The terracotta medal donated by Old World Wonders is a unique addition to the collection since most medals of the Renaissance were cast in bronze and other precious metals.

National Gallery of Art associate curator of sculpture, Eleonora Luciano, writes:

“This medal of the little-known poet and astrologer Giovanni Francesco Tinti is of particular interest because though it follows the typology of a bronze medal, it is made of terracotta. It seems to have been created with very fine clay pressed into molds and then fired.

Examples of the medal have been excavated in at least four locations in Tuscany: In the ruins of the tower in the village of Porcari (near Lucca), in the ruins of a structure at the summit of Monte Giovi (about 20 miles west of Florence), under the floor in a chapel in the convent of Santa Maria a Ripa (near Empoli), and in the castle of Montalto.
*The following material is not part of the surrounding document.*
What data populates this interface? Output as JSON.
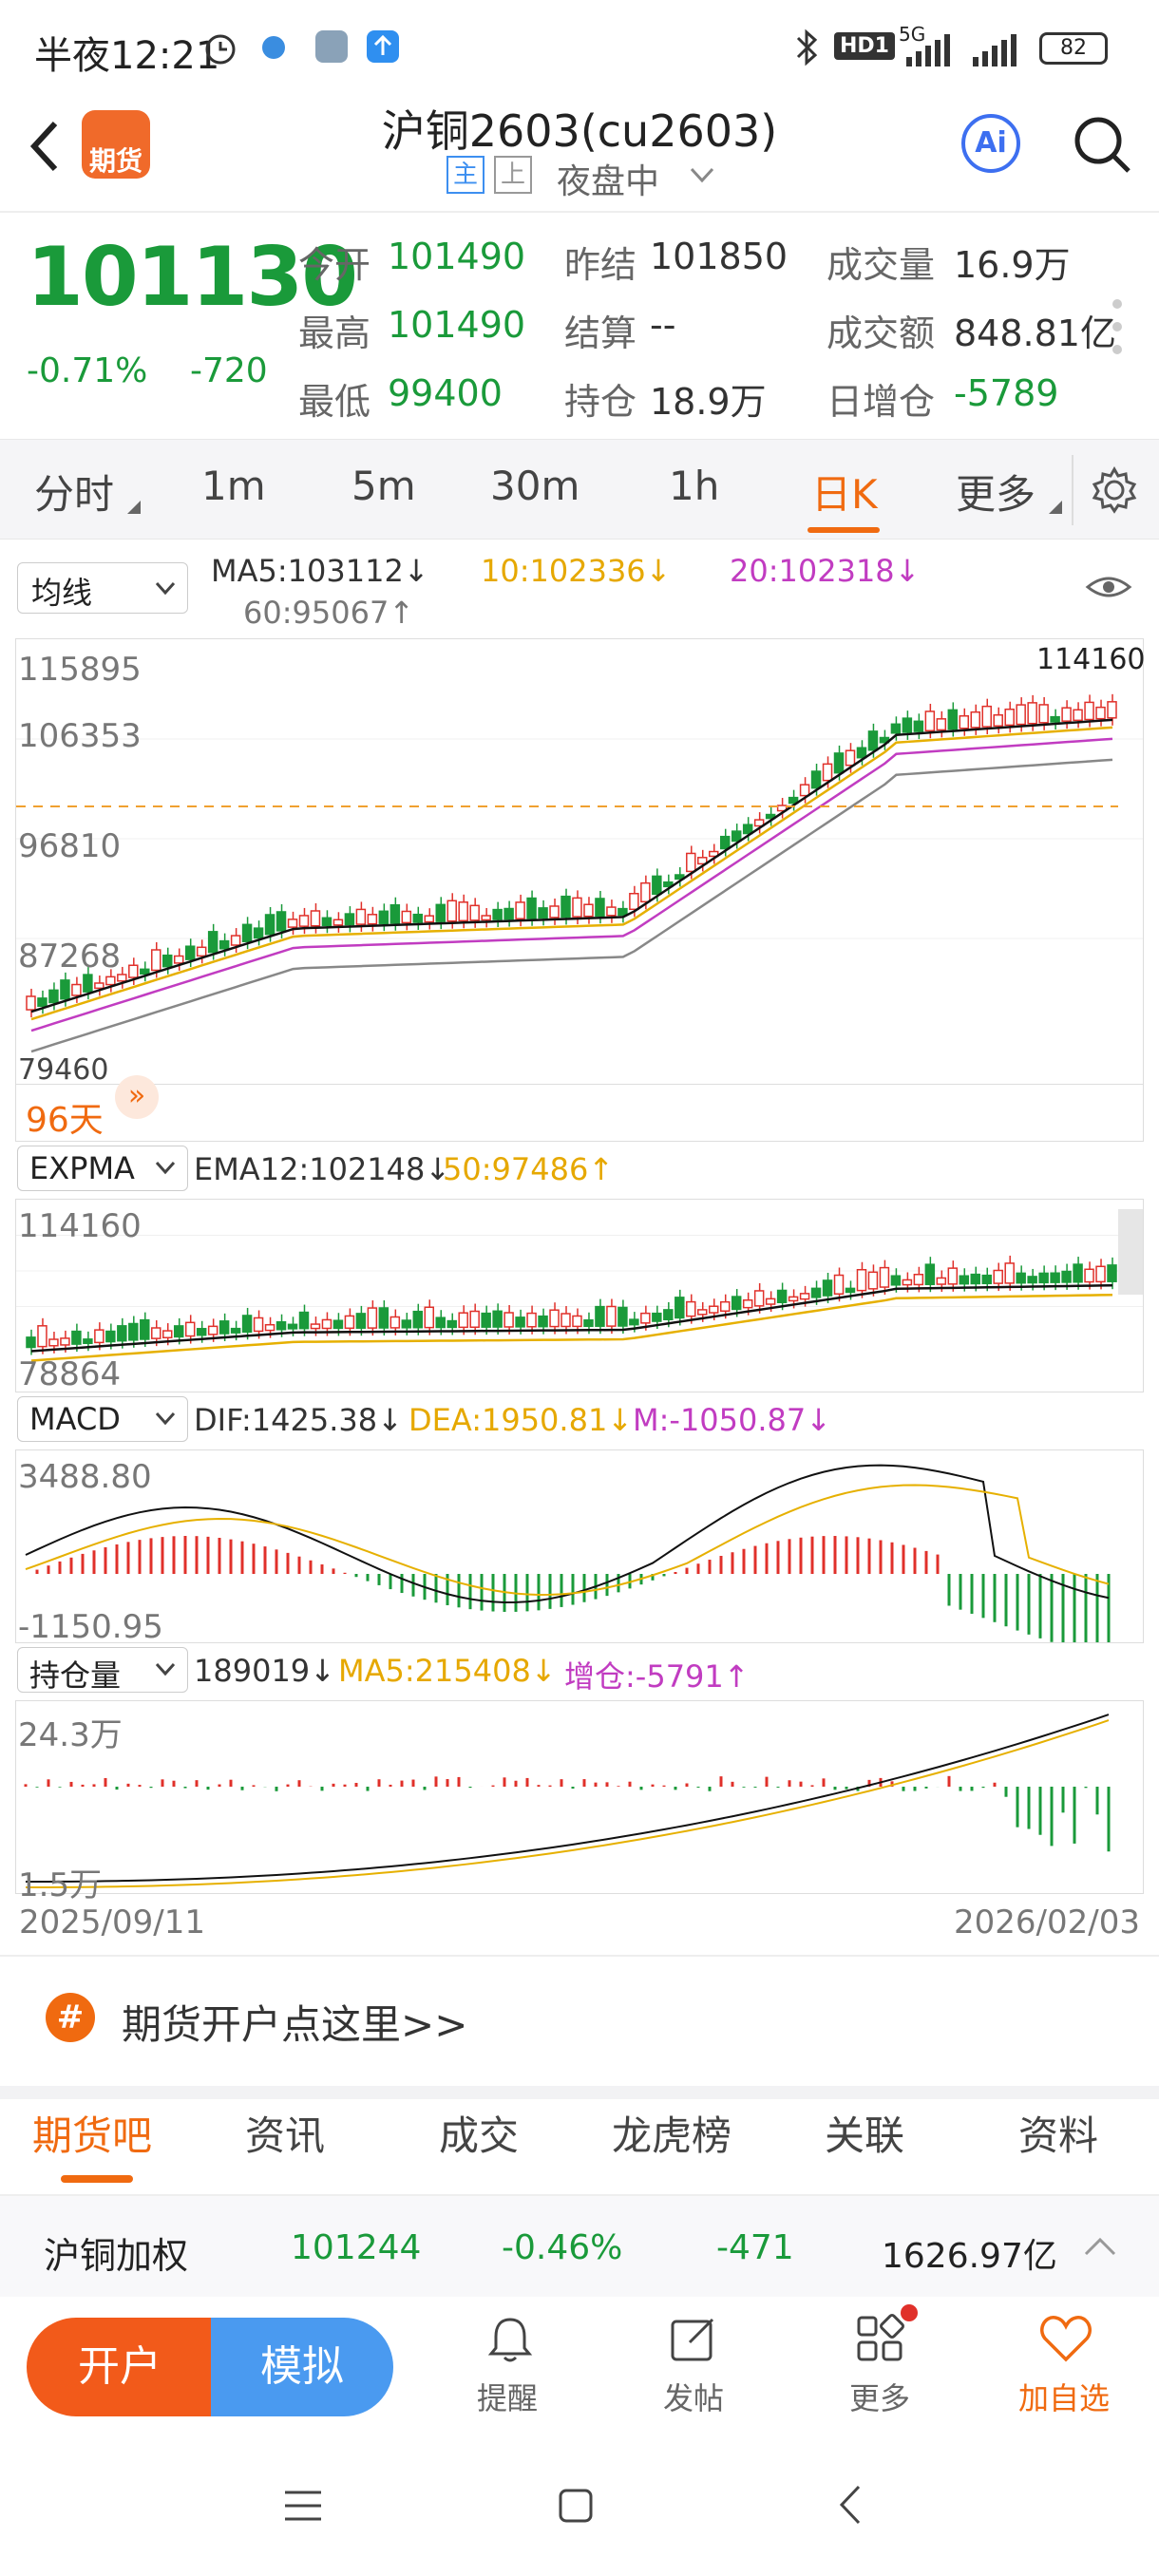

Following the practice of burying medals in the foundations of buildings that was established in the fifteenth century, Tinti assiduously placed groups of his medals in protected sites for future discovery. In an inscription on a clay tablet placed with medals at Santa Maria a Ripa, our astrologer boldly claimed: ‘I placed these (medals) so as to give an example to posterity.’

On the medal’s obverse the proud Tinti is crowned with laurel, wears Romanizing drapery and looks up at three stars placed in the field, a clear reference to his poetic and astrological aspirations. On the reverse is Tinti’s coat of arms, which also includes three stars.”

The medal was inventoried in the NGA collections under: 2015.178.1.a and 2015.178.1.b. Tinti’s ambition for posterity appears to have succeeded him in this public reception of his otherwise obscure legacy.